GlobalArrays / ga

Partitioned Global Address Space (PGAS) library for distributed arrays
http://hpc.pnl.gov/globalarrays/
Other
97 stars 38 forks source link

Fix gethostid returning the same val on different hosts #258

Closed fancer closed 3 weeks ago

fancer commented 2 years ago

It's possible to have the HPC host IDs improperly initialized. In that case the gethostid() method may return the same values on different hosts causing the GA runtime error like:

_malloc_semaphore: sem_open: No such file or directory [0] Received an Error in Communication: (-2) _malloc_semaphore: sem_open

One of our systems has that misbehaviour caused by the /etc/hostid file initialized with 8-chars string differing only in the tail four chars while the gethostid() reads the first four bytes only expecting them to indicate an unique host ID. As a result the Global Arrays MPI PT/PR/MT setups failed to run on greater than one cluster node.

We suggest to fix it by locally reading the hostid content and by taking the whole string (up to 32 bytes) into account when calculating the host IDs detected on the nodes involved in the GA communications. If there is no /etc/hostid file found the /etc/machine-id file will be used (it's initialized by systemd on the hosts bootup procedure). If none of these files is detected then the gethostid() method will be utilized, which aside with checking the /etc/hostid file availability will try to calculate the IP-address-based host ID.

Note this change has been tested on the system with 8-chars long /etc/hostid content and GA built with --with-mpi-pt and --with-mpi-pr parameters.
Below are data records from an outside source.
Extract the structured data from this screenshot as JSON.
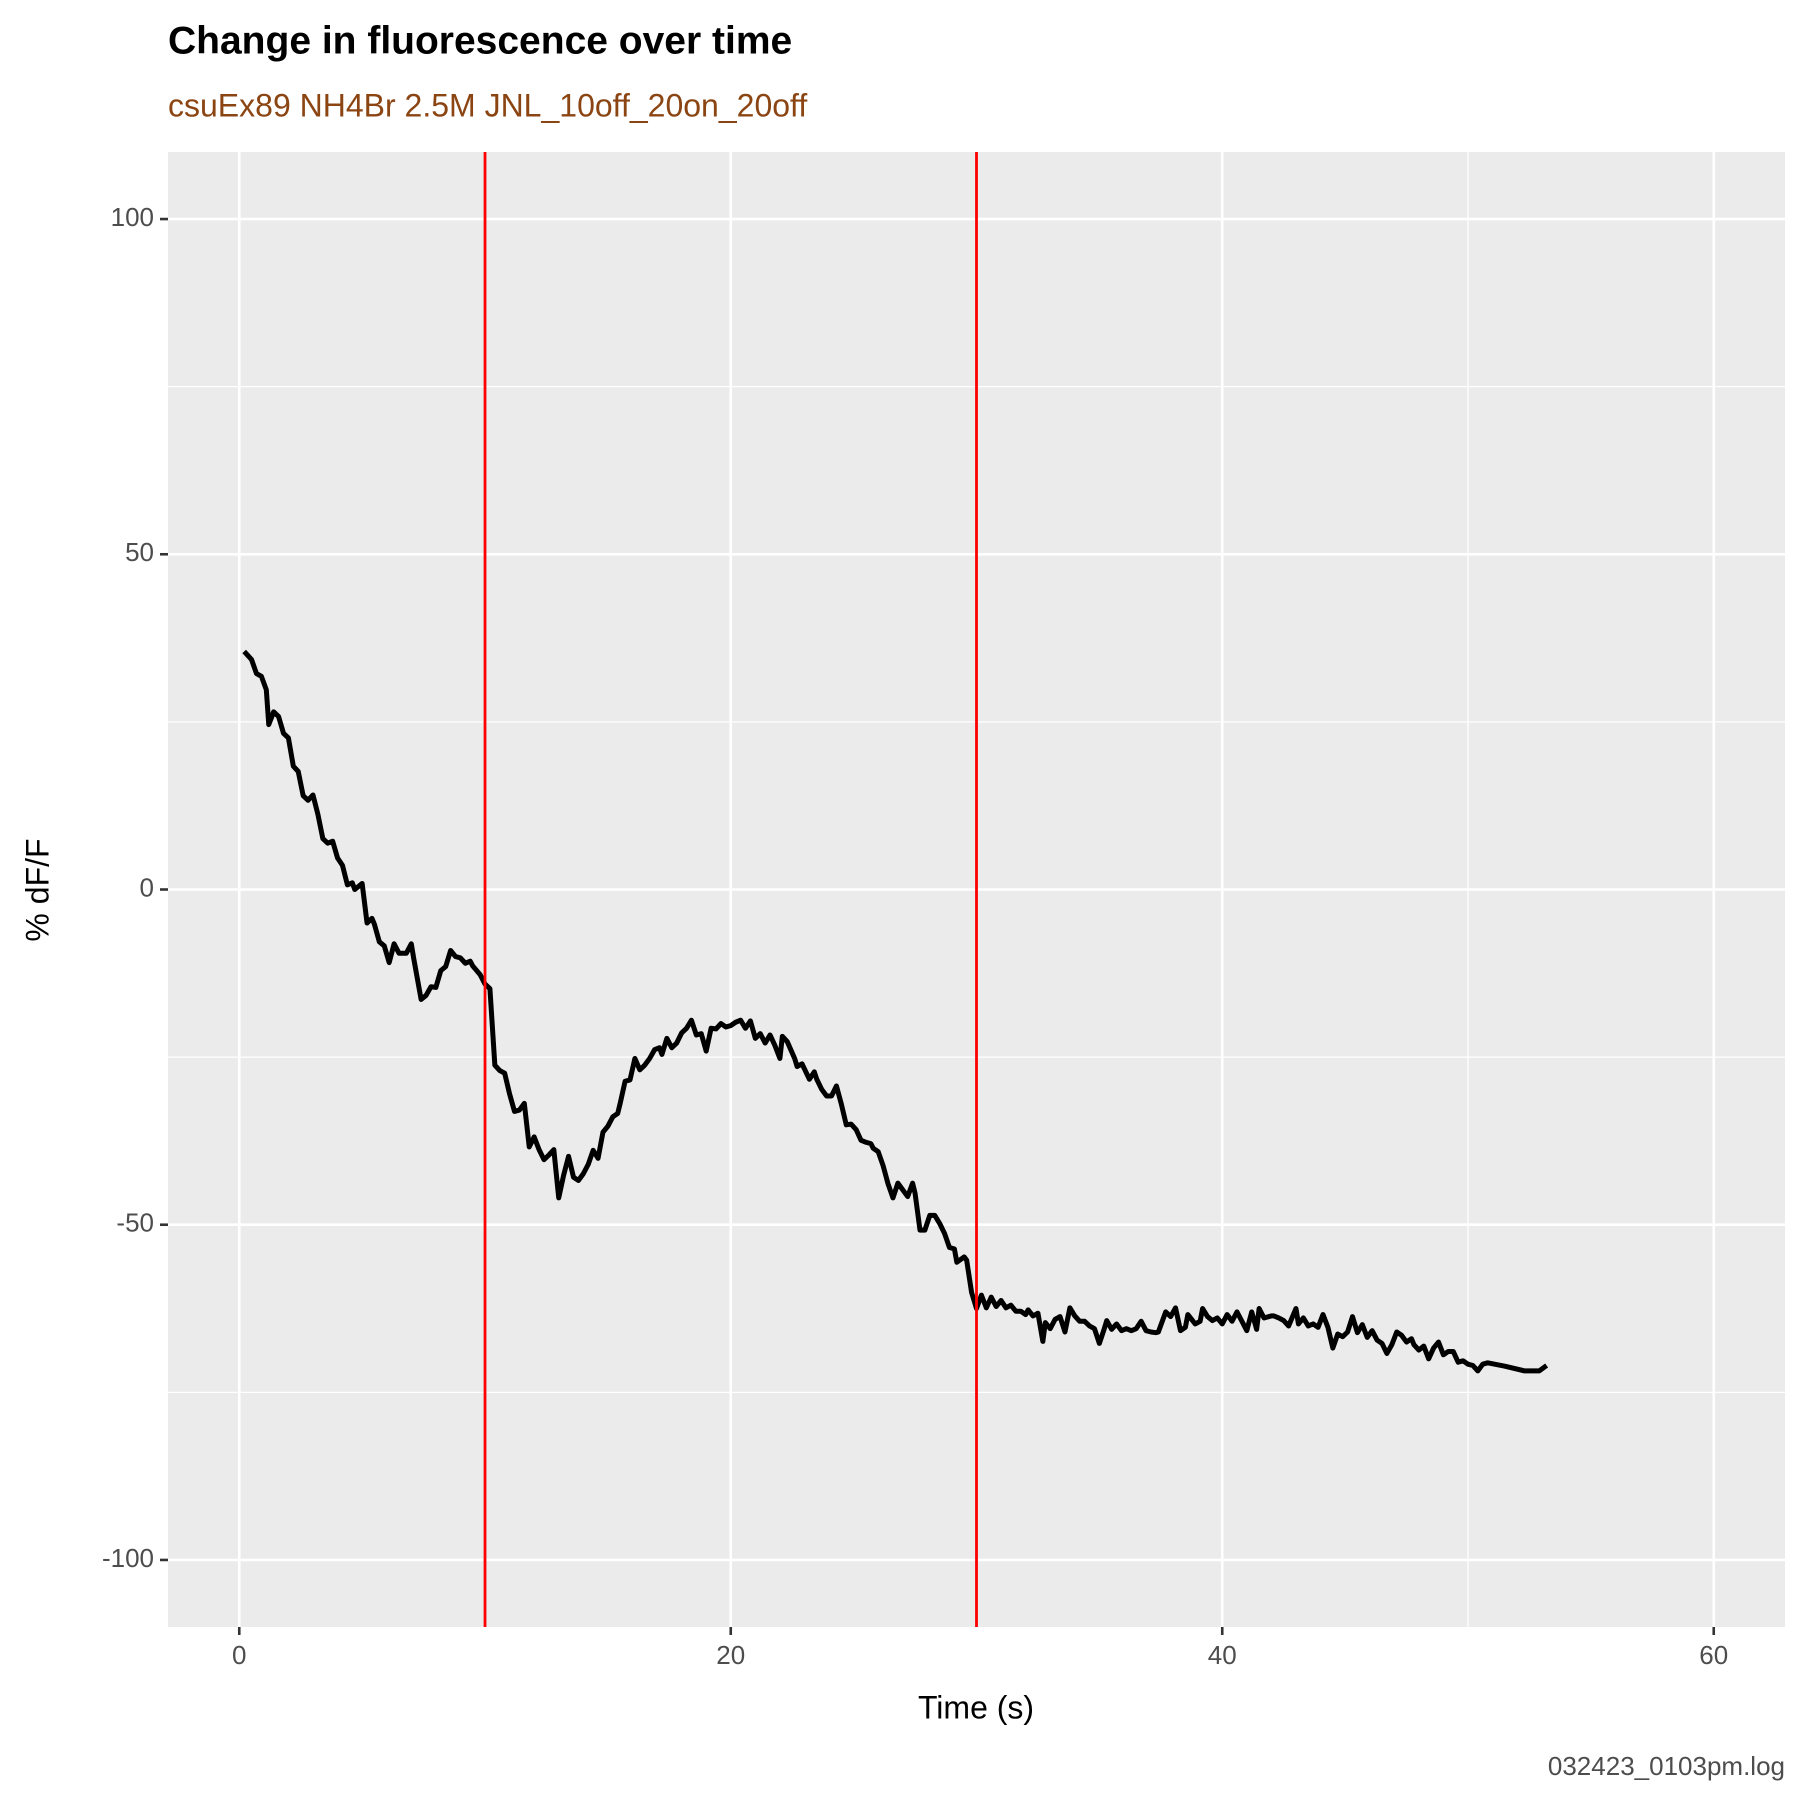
{
  "chart_data": {
    "type": "line",
    "title": "Change in fluorescence over time",
    "subtitle": "csuEx89 NH4Br 2.5M JNL_10off_20on_20off",
    "x_label": "Time (s)",
    "y_label": "% dF/F",
    "caption": "032423_0103pm.log",
    "xlim": [
      -2.9,
      62.9
    ],
    "ylim": [
      -110,
      110
    ],
    "xticks": [
      0,
      20,
      40,
      60
    ],
    "yticks": [
      -100,
      -50,
      0,
      50,
      100
    ],
    "grid": true,
    "vlines": [
      10,
      30
    ],
    "vline_color": "#ff0000",
    "x": [
      0.2,
      0.5,
      0.7,
      0.9,
      1.1,
      1.2,
      1.4,
      1.6,
      1.8,
      2.0,
      2.2,
      2.4,
      2.6,
      2.8,
      3.0,
      3.2,
      3.4,
      3.6,
      3.8,
      4.0,
      4.2,
      4.4,
      4.6,
      4.7,
      5.0,
      5.2,
      5.4,
      5.5,
      5.7,
      5.9,
      6.1,
      6.3,
      6.5,
      6.8,
      7.0,
      7.1,
      7.4,
      7.6,
      7.8,
      8.0,
      8.2,
      8.4,
      8.6,
      8.8,
      9.0,
      9.2,
      9.4,
      9.5,
      9.8,
      10.0,
      10.2,
      10.4,
      10.6,
      10.8,
      11.0,
      11.2,
      11.4,
      11.6,
      11.8,
      12.0,
      12.2,
      12.4,
      12.6,
      12.8,
      13.0,
      13.2,
      13.4,
      13.6,
      13.8,
      14.0,
      14.2,
      14.4,
      14.6,
      14.8,
      15.0,
      15.2,
      15.4,
      15.5,
      15.7,
      15.9,
      16.1,
      16.3,
      16.5,
      16.7,
      16.9,
      17.1,
      17.2,
      17.4,
      17.6,
      17.8,
      18.0,
      18.2,
      18.4,
      18.6,
      18.8,
      19.0,
      19.2,
      19.4,
      19.6,
      19.8,
      20.0,
      20.2,
      20.4,
      20.6,
      20.8,
      21.0,
      21.2,
      21.4,
      21.6,
      21.8,
      22.0,
      22.1,
      22.3,
      22.6,
      22.7,
      22.9,
      23.2,
      23.4,
      23.5,
      23.7,
      23.9,
      24.1,
      24.3,
      24.5,
      24.7,
      24.9,
      25.1,
      25.3,
      25.5,
      25.7,
      25.8,
      26.0,
      26.2,
      26.4,
      26.6,
      26.8,
      27.0,
      27.2,
      27.4,
      27.5,
      27.7,
      27.9,
      28.1,
      28.3,
      28.5,
      28.7,
      28.9,
      29.1,
      29.2,
      29.5,
      29.6,
      29.8,
      30.0,
      30.2,
      30.4,
      30.6,
      30.8,
      31.0,
      31.2,
      31.4,
      31.6,
      31.8,
      32.0,
      32.1,
      32.3,
      32.5,
      32.7,
      32.8,
      33.0,
      33.2,
      33.4,
      33.6,
      33.8,
      34.0,
      34.2,
      34.4,
      34.6,
      34.8,
      35.0,
      35.2,
      35.3,
      35.5,
      35.7,
      35.9,
      36.1,
      36.3,
      36.5,
      36.7,
      36.9,
      37.1,
      37.3,
      37.4,
      37.7,
      37.9,
      38.1,
      38.3,
      38.5,
      38.6,
      38.9,
      39.1,
      39.2,
      39.4,
      39.6,
      39.8,
      40.0,
      40.2,
      40.4,
      40.6,
      40.8,
      41.0,
      41.2,
      41.4,
      41.5,
      41.7,
      42.0,
      42.1,
      42.3,
      42.5,
      42.7,
      43.0,
      43.1,
      43.3,
      43.5,
      43.7,
      43.9,
      44.1,
      44.3,
      44.5,
      44.7,
      44.9,
      45.1,
      45.3,
      45.5,
      45.7,
      45.9,
      46.1,
      46.3,
      46.5,
      46.7,
      46.9,
      47.1,
      47.3,
      47.5,
      47.7,
      47.8,
      48.0,
      48.2,
      48.4,
      48.6,
      48.8,
      49.0,
      49.2,
      49.4,
      49.6,
      49.8,
      50.0,
      50.2,
      50.4,
      50.6,
      50.8,
      51.5,
      52.3,
      52.9,
      53.2
    ],
    "series": [
      {
        "color": "#000000",
        "values": [
          35.5,
          34.3,
          32.2,
          31.8,
          29.8,
          24.6,
          26.5,
          25.8,
          23.3,
          22.6,
          18.4,
          17.6,
          14.0,
          13.3,
          14.1,
          11.2,
          7.6,
          6.9,
          7.2,
          4.7,
          3.6,
          0.7,
          1.0,
          0,
          0.9,
          -5.0,
          -4.3,
          -5.2,
          -7.8,
          -8.4,
          -10.9,
          -8.1,
          -9.5,
          -9.5,
          -8.1,
          -10.3,
          -16.4,
          -15.8,
          -14.5,
          -14.6,
          -12.1,
          -11.5,
          -9.1,
          -10.0,
          -10.2,
          -11.0,
          -10.7,
          -11.4,
          -12.7,
          -14.1,
          -14.8,
          -26.2,
          -27.0,
          -27.4,
          -30.5,
          -33.1,
          -32.9,
          -31.9,
          -38.4,
          -36.9,
          -38.8,
          -40.3,
          -39.6,
          -38.8,
          -46.0,
          -42.6,
          -39.8,
          -42.9,
          -43.4,
          -42.4,
          -41.0,
          -38.9,
          -40.1,
          -36.2,
          -35.3,
          -33.9,
          -33.4,
          -31.9,
          -28.6,
          -28.4,
          -25.2,
          -26.9,
          -26.2,
          -25.2,
          -23.9,
          -23.6,
          -24.6,
          -22.2,
          -23.6,
          -22.9,
          -21.4,
          -20.7,
          -19.5,
          -21.7,
          -21.5,
          -24.1,
          -20.7,
          -20.8,
          -20.0,
          -20.5,
          -20.3,
          -19.8,
          -19.5,
          -20.7,
          -19.6,
          -22.2,
          -21.5,
          -22.9,
          -21.7,
          -23.3,
          -25.2,
          -21.9,
          -22.7,
          -25.2,
          -26.4,
          -26.0,
          -28.3,
          -27.2,
          -28.3,
          -29.8,
          -30.8,
          -30.8,
          -29.3,
          -32.0,
          -35.1,
          -35.0,
          -35.8,
          -37.4,
          -37.7,
          -37.9,
          -38.6,
          -39.1,
          -41.2,
          -43.9,
          -46.0,
          -43.8,
          -44.8,
          -45.8,
          -43.8,
          -45.3,
          -50.8,
          -50.8,
          -48.6,
          -48.6,
          -49.8,
          -51.3,
          -53.4,
          -53.6,
          -55.6,
          -54.8,
          -55.3,
          -60.1,
          -62.5,
          -60.5,
          -62.4,
          -60.8,
          -62.2,
          -61.3,
          -62.4,
          -62.0,
          -62.9,
          -62.9,
          -63.4,
          -62.7,
          -63.6,
          -63.2,
          -67.4,
          -64.6,
          -65.5,
          -64.1,
          -63.7,
          -66.0,
          -62.4,
          -63.6,
          -64.4,
          -64.4,
          -65.1,
          -65.5,
          -67.7,
          -65.5,
          -64.3,
          -65.6,
          -64.8,
          -65.8,
          -65.5,
          -65.8,
          -65.5,
          -64.4,
          -65.8,
          -66.0,
          -66.1,
          -66.0,
          -63.0,
          -63.7,
          -62.4,
          -65.8,
          -65.3,
          -63.4,
          -64.8,
          -64.4,
          -62.5,
          -63.7,
          -64.3,
          -63.9,
          -64.8,
          -63.4,
          -64.4,
          -63.0,
          -64.4,
          -65.8,
          -63.0,
          -65.6,
          -62.5,
          -63.9,
          -63.6,
          -63.6,
          -63.9,
          -64.3,
          -65.1,
          -62.5,
          -64.8,
          -63.9,
          -65.1,
          -64.8,
          -65.3,
          -63.4,
          -65.3,
          -68.4,
          -66.3,
          -66.7,
          -66.0,
          -63.7,
          -66.1,
          -64.9,
          -66.8,
          -65.8,
          -67.2,
          -67.7,
          -69.2,
          -67.9,
          -66.0,
          -66.5,
          -67.5,
          -67.0,
          -67.9,
          -68.7,
          -68.1,
          -70.0,
          -68.4,
          -67.5,
          -69.4,
          -68.9,
          -68.9,
          -70.5,
          -70.3,
          -70.8,
          -71.0,
          -71.8,
          -70.8,
          -70.6,
          -71.1,
          -71.8,
          -71.8,
          -71.0
        ]
      }
    ]
  }
}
edoapra commented 2 years ago

@fancer The pull request should be made from your develop branch against develop

fancer commented 2 years ago

@edoapra alas I can't change the source branch of the PR. So what do you suggest then? Create a new PR (then this one will need to be closed) or rebase my master branch on top of the original develop branch?

fancer commented 2 years ago

@fancer The pull request should be made from your develop branch against develop

@edoapra I force-pushed my master branch with the changes in your develop branch and rebased my patch on top of it. After that I changed the base branch of this PR to the develop one. Now the PR looks the way you requested except the source branch is still master since I can't change it. When you get to merge this PR I'll force-get my master branch back to the normal state.

jeffhammond commented 3 weeks ago

@ajaypanyala does this fix the Polaris issue you mentioned?

ajaypanyala commented 3 weeks ago

I have not tried this PR on Polaris. I just realized I do not have a Polaris allocation anymore to test this.

ajaypanyala commented 3 weeks ago

This will be fixed in a future PR (probably using a different solution).